B. Das Urteil des LSG beruht auch auf keinen Verfahrensfehlern iS des § 160 Abs 2 Nr 3 SGG. Die geltend gemachten Verfahrensfehler liegen nicht vor.
1. Nach den der mündlichen Verhandlung am 12. Juni 2003 vorangegangenen Schriftsätzen der Beteiligten sowie der Niederschrift (mit Kostenanerkenntnis und Erledigungserklärung der Klägerin hinsichtlich der Leistungen bis 31. Juli 1996) konnte sich das Urteil des LSG - entgegen der Behauptung der Klägerin - nur noch mit dem Korrekturanspruch hinsichtlich des Zeitraums ab 1. August 1996 befassen. Für eine Überraschungsentscheidung des LSG besteht nach den tatsächlichen Umständen kein Anhalt. Der Senat sieht deshalb davon ab, insoweit auf den weiteren Vortrag der Klägerin einzugehen.
2. Gleiches gilt für die Behauptung der Klägerin, sie sei in ihrem Anspruch auf rechtliches Gehör verletzt worden und das Urteil des LSG beruhe hierauf.
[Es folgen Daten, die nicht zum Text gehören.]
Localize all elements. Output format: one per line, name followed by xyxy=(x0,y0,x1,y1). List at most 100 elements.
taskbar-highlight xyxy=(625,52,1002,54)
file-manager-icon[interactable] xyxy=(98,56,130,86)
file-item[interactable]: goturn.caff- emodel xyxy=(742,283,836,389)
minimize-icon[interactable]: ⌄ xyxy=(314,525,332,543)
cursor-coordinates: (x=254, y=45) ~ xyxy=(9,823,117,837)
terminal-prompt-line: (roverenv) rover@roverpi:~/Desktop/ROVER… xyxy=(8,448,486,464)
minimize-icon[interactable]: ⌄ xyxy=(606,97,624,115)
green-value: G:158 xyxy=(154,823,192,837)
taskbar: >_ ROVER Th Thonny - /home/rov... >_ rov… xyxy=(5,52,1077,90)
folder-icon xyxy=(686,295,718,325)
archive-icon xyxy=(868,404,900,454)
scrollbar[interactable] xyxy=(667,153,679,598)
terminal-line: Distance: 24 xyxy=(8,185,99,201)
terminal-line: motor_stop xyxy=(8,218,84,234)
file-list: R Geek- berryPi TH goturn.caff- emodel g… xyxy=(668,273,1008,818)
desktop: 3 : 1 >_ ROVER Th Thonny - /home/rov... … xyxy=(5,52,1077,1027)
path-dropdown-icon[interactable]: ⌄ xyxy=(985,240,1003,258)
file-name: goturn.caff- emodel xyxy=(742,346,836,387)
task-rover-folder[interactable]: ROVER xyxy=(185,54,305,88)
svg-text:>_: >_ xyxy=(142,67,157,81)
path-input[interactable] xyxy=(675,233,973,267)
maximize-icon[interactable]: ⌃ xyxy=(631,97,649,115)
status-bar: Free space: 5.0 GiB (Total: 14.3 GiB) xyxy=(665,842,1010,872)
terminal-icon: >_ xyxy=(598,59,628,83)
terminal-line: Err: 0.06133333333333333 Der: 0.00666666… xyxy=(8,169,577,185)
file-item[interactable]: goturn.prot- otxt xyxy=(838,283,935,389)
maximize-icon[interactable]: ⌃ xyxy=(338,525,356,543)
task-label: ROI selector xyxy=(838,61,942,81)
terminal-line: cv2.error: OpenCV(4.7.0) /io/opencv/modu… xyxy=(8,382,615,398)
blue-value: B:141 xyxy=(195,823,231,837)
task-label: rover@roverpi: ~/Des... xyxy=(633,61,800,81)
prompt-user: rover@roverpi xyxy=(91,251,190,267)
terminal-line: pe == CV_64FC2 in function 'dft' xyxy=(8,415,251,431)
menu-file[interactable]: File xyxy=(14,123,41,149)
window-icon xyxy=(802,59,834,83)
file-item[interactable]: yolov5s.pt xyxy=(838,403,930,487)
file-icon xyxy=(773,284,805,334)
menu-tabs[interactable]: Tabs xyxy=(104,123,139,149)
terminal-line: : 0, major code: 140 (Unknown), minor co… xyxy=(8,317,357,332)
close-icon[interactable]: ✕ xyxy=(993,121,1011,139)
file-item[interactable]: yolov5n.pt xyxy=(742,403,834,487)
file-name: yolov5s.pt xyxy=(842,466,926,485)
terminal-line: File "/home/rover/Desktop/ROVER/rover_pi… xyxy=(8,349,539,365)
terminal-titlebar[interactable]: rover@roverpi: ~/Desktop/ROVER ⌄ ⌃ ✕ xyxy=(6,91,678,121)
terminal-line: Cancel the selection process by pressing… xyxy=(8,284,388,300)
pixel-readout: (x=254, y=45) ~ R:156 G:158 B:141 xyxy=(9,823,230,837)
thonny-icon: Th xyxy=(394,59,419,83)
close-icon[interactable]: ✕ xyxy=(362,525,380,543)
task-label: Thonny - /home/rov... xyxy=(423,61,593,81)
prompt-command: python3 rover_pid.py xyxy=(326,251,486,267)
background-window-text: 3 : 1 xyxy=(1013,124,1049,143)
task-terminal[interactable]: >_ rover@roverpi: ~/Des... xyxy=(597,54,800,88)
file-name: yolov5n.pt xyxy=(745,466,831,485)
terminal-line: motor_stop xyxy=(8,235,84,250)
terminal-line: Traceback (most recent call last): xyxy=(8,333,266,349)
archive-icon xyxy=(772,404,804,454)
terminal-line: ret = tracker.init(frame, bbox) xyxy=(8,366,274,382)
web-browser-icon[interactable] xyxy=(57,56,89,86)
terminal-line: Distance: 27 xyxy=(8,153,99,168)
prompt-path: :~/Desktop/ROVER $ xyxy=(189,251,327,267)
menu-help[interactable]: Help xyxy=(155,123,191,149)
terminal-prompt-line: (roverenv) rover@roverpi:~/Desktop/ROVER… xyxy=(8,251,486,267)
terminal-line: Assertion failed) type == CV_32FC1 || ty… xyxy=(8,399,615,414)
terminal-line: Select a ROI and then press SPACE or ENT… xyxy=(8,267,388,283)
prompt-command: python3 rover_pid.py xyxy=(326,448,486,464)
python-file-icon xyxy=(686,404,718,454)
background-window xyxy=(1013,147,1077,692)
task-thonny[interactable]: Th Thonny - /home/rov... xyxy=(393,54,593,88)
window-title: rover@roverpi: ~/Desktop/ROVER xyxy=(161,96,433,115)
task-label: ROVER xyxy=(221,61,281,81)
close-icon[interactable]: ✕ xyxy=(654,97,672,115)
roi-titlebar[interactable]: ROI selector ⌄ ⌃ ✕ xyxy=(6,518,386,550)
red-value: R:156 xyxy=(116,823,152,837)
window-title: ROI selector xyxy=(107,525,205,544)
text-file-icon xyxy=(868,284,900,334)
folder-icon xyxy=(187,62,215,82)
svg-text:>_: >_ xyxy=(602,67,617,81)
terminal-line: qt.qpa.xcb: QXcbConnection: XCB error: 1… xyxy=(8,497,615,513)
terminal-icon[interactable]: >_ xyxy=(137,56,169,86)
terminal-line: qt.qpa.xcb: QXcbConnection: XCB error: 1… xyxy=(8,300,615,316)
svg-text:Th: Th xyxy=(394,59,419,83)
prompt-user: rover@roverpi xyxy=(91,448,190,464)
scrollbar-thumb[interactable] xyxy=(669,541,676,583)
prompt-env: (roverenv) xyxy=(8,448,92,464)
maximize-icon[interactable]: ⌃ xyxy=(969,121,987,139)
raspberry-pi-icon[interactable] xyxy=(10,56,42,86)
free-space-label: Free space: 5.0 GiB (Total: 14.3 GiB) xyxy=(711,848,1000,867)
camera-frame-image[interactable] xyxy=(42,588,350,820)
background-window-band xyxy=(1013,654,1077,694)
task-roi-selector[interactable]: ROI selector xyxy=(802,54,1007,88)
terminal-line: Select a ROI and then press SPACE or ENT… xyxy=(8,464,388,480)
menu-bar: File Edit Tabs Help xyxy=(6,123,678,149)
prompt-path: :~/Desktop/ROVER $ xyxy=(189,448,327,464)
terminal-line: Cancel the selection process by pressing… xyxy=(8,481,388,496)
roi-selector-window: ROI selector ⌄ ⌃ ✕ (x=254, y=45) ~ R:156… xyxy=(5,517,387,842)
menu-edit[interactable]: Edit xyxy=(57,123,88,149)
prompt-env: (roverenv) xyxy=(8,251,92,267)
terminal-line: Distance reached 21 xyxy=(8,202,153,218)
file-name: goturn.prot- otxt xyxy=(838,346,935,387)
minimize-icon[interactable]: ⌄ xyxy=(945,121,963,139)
Dem Vortrag der Klägerin und auch dem Urteil des LSG ist zu entnehmen, dass sich das LSG, wenngleich nicht mit dem von der Klägerin gewünschten Ergebnis und im Einklang mit der bereits zitierten Rechtsprechung des BSG, mit den verfassungsrechtlichen Bedenken gegen die Neuregelung (geltend gemacht unter 2.1, 2.2 und 2.3) auseinander gesetzt hat. Erst wenn dies nicht der Fall gewesen wäre, könnte der Anspruch auf rechtliches Gehör verletzt sein. Im Übrigen sind die grundsätzlichen verfassungsrechtlichen Fragen bereits durch die oben angeführte Rechtsprechung beantwortet.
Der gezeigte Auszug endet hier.